Ao Meu Querido Comprade Martinho Totó

Tenho boas e más notícias, compadre. Começo logo pela má: estou morrendo. Mas não se assuste não que eu não estou assustado. Com um pouco de medo, confesso, mas sem sustos. A morte é a única certeza desta vida, compadre, e como o senhor sabe bem melhor que eu, tudo o que um dia nasce, há de morrer um dia desses e eis que chegou o meu dia.
Não sei qual a moléstia que me mata. Sou de opinião que é melhor não saber o mal que se acomete e disse ao doutor que não quero perder muito tempo pensando no que me mata. Morro e pronto.

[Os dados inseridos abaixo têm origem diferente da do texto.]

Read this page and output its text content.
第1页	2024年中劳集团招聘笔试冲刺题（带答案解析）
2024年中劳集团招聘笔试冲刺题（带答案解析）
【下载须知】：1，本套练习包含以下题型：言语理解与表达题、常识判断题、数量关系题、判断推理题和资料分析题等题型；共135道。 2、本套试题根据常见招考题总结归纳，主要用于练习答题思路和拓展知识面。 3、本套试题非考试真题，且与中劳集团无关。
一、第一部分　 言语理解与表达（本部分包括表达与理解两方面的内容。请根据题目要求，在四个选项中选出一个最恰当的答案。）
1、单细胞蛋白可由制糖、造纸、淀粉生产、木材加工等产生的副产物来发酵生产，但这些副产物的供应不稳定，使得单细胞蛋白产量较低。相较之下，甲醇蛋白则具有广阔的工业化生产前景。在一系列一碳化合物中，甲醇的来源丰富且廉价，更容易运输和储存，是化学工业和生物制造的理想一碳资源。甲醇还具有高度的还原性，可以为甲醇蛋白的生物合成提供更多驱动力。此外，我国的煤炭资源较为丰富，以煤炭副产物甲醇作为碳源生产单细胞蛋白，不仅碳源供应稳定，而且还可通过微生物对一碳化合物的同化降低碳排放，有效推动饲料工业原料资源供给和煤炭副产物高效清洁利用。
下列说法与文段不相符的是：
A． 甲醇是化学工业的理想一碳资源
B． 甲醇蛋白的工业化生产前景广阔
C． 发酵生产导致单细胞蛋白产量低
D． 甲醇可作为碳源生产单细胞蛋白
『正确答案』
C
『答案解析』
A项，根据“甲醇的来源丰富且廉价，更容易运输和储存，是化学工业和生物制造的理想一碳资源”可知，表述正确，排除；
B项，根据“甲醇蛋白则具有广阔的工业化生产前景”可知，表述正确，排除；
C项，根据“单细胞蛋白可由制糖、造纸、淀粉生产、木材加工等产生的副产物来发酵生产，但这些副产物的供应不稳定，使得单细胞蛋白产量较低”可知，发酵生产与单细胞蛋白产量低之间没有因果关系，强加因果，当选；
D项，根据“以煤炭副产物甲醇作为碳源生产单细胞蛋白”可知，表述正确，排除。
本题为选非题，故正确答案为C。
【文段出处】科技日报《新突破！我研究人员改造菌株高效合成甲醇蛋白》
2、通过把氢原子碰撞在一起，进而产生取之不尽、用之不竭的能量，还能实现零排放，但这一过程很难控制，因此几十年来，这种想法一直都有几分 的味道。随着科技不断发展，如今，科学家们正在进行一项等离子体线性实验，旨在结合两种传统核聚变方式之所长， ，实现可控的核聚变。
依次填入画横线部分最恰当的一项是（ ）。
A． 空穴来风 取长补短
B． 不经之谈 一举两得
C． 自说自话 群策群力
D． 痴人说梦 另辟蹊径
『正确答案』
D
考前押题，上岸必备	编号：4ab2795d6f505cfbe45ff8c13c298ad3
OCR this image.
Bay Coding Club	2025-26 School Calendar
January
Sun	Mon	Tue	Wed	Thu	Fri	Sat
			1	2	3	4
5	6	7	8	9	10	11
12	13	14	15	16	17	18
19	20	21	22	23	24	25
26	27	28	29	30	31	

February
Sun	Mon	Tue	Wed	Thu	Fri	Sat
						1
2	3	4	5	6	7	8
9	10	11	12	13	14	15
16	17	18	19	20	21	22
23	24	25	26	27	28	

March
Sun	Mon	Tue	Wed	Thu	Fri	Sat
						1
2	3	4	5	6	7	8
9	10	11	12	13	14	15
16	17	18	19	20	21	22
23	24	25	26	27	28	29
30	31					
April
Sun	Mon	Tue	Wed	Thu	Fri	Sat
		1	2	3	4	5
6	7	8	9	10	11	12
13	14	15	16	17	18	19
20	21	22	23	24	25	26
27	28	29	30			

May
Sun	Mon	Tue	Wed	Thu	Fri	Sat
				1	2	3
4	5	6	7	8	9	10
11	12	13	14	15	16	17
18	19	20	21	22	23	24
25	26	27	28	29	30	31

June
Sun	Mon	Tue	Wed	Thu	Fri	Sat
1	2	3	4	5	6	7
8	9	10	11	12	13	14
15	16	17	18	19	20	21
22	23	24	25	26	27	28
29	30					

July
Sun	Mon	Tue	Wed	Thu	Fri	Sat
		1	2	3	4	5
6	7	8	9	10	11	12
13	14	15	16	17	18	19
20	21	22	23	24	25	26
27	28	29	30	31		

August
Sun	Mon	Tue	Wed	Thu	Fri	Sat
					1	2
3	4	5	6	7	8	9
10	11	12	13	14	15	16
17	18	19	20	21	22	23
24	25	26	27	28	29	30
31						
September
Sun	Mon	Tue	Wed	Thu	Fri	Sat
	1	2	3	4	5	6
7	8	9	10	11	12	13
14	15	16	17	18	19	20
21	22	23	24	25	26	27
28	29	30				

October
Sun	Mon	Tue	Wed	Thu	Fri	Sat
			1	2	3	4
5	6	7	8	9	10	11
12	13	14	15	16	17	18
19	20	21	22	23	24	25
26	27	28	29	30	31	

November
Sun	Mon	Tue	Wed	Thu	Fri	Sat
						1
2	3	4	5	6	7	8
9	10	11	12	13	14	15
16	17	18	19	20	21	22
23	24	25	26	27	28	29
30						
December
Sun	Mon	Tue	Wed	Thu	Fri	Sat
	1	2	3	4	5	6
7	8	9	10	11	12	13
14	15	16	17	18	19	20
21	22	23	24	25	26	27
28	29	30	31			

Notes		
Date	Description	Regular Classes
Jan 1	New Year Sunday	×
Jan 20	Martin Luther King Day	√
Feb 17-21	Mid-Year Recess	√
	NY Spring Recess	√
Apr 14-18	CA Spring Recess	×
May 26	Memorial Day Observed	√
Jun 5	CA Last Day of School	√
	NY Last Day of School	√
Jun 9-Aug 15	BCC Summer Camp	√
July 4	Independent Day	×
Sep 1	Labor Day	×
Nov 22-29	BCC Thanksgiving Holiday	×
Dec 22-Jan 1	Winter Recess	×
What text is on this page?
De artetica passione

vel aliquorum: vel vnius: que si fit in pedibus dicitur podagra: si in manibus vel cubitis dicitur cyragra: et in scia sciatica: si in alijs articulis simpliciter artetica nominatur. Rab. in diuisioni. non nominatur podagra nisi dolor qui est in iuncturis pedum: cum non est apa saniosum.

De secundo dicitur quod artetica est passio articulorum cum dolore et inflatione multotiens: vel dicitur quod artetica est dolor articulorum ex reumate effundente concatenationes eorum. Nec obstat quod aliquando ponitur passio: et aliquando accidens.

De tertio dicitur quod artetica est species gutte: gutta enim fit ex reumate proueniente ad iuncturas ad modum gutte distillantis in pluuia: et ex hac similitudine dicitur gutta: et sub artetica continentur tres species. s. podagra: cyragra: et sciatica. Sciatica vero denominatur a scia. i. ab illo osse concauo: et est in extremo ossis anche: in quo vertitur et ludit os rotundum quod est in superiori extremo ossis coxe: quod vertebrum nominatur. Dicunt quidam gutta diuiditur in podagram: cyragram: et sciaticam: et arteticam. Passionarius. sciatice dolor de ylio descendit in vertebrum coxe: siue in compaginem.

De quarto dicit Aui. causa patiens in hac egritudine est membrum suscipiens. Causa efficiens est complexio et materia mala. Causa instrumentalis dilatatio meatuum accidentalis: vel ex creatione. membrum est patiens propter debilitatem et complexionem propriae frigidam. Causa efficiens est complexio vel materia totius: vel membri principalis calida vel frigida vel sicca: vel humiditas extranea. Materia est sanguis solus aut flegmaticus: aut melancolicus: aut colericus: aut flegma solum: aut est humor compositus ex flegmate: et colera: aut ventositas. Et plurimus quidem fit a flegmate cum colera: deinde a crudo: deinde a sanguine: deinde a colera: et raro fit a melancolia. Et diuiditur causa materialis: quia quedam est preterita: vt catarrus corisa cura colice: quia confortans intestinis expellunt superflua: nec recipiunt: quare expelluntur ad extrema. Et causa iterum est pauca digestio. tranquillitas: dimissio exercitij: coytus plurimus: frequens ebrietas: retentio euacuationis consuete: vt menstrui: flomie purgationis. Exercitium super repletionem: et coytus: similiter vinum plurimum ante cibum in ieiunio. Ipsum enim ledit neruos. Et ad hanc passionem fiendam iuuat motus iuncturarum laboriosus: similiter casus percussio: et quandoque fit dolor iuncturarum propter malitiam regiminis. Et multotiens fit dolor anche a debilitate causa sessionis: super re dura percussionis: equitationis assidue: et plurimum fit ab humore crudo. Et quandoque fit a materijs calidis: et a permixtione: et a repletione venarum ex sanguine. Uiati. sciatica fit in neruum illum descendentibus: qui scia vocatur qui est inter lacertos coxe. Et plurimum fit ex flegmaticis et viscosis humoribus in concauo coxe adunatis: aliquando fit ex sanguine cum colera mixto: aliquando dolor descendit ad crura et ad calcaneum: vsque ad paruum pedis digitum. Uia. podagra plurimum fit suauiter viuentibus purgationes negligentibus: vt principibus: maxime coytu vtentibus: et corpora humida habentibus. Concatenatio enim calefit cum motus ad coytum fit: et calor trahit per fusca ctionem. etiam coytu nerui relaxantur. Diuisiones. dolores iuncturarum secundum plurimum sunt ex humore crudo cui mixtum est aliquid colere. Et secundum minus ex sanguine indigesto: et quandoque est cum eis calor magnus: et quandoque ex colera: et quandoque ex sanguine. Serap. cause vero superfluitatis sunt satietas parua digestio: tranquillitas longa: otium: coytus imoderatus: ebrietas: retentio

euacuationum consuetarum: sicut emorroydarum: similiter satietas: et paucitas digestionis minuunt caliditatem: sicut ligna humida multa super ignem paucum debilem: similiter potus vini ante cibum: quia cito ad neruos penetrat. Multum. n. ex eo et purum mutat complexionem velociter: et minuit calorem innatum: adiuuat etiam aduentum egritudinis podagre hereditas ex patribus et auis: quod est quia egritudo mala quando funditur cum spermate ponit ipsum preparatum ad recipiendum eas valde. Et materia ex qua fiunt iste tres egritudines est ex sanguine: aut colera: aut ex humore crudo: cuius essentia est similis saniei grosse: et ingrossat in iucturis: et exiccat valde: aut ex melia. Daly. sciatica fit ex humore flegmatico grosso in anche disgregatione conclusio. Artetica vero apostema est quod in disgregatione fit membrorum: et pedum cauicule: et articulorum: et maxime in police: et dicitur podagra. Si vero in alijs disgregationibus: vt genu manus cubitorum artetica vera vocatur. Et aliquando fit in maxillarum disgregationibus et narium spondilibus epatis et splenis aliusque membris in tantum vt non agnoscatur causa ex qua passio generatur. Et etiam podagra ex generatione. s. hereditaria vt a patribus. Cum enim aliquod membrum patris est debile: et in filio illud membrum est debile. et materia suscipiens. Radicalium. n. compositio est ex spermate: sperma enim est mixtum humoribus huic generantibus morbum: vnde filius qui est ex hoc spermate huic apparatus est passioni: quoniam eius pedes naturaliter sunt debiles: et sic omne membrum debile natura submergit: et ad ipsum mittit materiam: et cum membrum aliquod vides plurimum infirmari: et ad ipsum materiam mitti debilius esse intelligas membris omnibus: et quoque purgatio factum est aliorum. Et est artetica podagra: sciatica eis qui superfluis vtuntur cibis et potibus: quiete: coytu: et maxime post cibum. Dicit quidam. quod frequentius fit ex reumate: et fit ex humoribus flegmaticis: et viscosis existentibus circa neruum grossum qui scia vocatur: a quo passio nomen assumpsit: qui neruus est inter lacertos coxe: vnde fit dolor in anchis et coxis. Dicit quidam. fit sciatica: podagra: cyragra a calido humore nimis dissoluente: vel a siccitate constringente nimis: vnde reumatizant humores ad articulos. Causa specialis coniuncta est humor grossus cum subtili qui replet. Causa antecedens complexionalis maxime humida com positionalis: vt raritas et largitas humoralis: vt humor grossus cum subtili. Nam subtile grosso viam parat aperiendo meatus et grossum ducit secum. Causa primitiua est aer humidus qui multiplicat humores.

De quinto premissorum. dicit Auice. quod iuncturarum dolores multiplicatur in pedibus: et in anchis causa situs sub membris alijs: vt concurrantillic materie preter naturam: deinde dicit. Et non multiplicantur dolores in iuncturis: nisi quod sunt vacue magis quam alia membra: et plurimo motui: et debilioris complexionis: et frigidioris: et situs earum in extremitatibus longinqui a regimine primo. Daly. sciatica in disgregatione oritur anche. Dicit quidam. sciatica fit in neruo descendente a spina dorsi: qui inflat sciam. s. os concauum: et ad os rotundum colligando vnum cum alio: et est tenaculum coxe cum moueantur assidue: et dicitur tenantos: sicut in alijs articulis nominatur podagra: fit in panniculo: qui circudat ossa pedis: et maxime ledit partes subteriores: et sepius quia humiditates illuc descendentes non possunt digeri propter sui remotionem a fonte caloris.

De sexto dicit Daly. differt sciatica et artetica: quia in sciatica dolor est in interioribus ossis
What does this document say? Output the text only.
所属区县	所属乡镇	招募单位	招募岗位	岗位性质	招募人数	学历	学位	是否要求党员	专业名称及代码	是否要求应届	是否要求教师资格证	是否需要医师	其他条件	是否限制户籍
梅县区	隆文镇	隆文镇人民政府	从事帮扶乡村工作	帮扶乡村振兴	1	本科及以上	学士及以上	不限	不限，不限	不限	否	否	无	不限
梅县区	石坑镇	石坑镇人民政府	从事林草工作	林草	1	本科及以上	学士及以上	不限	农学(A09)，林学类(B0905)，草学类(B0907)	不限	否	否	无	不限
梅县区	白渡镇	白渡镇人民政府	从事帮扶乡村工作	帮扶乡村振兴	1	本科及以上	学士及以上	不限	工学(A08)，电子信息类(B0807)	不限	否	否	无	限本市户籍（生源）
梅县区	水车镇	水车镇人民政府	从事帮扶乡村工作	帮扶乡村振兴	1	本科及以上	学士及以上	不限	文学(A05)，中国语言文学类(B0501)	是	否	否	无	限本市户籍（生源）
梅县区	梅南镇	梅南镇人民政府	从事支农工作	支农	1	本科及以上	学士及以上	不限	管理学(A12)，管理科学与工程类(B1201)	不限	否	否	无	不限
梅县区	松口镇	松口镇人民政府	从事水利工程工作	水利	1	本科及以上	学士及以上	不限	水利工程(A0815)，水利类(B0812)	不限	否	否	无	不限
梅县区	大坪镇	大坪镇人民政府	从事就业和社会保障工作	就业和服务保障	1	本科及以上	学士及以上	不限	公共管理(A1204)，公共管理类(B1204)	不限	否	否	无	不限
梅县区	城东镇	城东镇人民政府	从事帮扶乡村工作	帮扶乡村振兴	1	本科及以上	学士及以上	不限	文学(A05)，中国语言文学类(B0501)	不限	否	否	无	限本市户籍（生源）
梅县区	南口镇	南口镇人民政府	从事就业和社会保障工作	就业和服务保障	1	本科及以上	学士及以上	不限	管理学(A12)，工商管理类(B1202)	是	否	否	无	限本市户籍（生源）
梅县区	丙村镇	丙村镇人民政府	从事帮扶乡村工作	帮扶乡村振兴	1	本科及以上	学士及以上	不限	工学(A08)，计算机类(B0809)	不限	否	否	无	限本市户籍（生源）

Sabe o que é intrigante? Passamos a vida inteira (ou boa parte) pensando no fim, em como morreremos. Agora que morro penso muito no que fui, entende? Começo a olhar para trás para enxergar e entender o que fiz. Lembra-se de como fui namorador? Por onde andará a Susana da rua Leandro de Menezes? Era bonita a morena!
Talvez o senhor ainda se recorde das tardes de domingo no bar, das pingas, da conversa, do jogo de baralho. Sabe, lembrei agora que também fui valente em meu tempo de mocidade. Talvez o compadre se lembre de quando enfrentei o Tião Barulho?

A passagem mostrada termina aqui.